Béni-Mellal. Médinat-ou-Daï. Hespéris 1926 (1/4)

19 Décembre 2023 , Rédigé par François MUNIER Publié dans #Maroc, #Histoire, #Afrique du Nord, #Moyen-Âge, #Béni-Mellal

Il y a une vingtaine d'années, des amis m'ont donné une copie de la revue Hespéris, avec un long article d'Émile-Félix Gautier sur Béni Mellal et Médinat-ou-Daï, ville qui l'aurait précédée.

L'auteur tente de démêler le vrai du faux dans les légendes locales et conclut par sa foi dans le développement du Maroc colonial.

Cette revue est partiellement en ligne sur Gallica et plus complètement sur Hespéris-Tamuda (site marocain).

J'ai inséré en rouge l'orthographe actuelle de certains noms propres, pour faciliter les recherches.

J'ai complété avec des photos personnelles ou des cartes postales anciennes.

Béni-Mellal. Médinat-ou-Daï. Hespéris 1926 (1/4)

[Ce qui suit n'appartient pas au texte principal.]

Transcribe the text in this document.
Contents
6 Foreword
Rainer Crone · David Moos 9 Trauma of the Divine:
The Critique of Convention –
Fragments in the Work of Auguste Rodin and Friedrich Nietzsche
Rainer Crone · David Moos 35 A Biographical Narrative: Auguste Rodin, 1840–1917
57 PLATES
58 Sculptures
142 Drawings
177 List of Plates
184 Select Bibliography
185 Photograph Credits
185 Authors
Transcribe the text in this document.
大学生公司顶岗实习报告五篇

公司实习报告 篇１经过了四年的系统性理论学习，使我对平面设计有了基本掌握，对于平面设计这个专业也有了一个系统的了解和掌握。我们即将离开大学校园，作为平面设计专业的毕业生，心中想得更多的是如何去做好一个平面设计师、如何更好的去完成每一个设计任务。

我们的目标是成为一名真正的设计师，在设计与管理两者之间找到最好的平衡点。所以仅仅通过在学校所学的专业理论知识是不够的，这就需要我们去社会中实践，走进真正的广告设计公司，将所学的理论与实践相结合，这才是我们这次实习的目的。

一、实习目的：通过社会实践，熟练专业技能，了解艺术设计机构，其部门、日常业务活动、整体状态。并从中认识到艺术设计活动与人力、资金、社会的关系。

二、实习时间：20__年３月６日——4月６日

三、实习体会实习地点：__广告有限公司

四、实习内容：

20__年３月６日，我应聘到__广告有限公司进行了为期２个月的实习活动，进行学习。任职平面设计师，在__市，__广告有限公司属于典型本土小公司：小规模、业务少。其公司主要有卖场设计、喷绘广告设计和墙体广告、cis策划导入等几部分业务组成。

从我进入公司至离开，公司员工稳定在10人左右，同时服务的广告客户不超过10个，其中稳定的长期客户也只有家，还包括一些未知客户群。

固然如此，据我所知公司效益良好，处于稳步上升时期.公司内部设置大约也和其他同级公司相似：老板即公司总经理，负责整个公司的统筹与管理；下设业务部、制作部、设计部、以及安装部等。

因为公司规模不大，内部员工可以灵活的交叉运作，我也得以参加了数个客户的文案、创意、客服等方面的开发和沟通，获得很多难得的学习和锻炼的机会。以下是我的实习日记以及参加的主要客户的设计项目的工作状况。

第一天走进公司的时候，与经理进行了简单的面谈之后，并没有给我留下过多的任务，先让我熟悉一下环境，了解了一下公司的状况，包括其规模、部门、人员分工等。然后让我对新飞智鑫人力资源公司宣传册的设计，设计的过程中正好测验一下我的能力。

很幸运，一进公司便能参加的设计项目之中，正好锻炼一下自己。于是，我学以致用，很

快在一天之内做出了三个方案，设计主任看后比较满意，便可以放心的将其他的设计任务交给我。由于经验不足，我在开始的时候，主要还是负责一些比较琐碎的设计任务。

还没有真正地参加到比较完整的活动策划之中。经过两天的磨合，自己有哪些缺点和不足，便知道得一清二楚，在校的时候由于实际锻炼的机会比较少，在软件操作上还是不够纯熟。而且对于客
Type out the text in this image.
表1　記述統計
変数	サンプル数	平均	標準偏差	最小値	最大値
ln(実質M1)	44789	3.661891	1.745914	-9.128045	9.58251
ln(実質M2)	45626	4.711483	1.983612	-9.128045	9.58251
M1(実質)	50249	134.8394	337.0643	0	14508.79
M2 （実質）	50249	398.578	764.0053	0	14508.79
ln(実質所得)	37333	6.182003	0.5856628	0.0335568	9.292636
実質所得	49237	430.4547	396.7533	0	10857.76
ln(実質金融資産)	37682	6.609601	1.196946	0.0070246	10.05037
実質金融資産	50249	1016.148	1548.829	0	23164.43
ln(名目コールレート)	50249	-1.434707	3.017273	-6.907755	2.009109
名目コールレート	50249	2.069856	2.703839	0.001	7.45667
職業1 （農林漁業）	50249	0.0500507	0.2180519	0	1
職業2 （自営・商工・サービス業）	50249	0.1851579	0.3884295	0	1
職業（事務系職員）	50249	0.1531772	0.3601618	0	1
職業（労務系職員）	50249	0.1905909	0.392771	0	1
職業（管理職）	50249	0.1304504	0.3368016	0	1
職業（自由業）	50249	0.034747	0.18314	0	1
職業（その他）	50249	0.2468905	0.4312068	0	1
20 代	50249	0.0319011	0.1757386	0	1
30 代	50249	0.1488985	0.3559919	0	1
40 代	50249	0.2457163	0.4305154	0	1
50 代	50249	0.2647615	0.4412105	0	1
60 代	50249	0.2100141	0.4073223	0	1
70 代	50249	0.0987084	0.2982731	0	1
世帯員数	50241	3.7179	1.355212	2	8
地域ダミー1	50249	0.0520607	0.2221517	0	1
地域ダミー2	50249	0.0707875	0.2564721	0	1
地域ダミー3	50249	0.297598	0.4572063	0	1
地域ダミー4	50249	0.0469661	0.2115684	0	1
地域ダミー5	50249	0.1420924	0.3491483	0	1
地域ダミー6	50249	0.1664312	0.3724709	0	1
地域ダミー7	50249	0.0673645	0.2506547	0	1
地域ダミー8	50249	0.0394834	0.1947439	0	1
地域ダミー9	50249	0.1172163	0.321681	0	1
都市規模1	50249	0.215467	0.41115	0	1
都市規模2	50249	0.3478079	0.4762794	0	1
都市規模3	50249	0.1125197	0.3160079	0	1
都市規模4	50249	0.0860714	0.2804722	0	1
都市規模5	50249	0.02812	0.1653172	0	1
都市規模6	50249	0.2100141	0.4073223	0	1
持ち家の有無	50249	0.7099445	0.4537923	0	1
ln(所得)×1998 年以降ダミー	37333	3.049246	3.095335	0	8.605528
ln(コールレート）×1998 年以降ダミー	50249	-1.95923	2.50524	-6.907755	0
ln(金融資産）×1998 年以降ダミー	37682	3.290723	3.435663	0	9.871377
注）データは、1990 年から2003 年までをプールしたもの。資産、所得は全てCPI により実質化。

Tout le monde sait que le Sebou a passé longtemps pour le premier fleuve du Maroc. Dans ces toutes dernières années seulement on s’est aperçu, avec surprise, que l’Oumm-er-Rebia était beaucoup plus important. La direction des Travaux Publics a bien voulu me communiquer les chiffres suivants, sur lesquels il me semble qu’il faut attirer l’attention, même s’ils ont été, comme il est probable,déjà publiés ailleurs.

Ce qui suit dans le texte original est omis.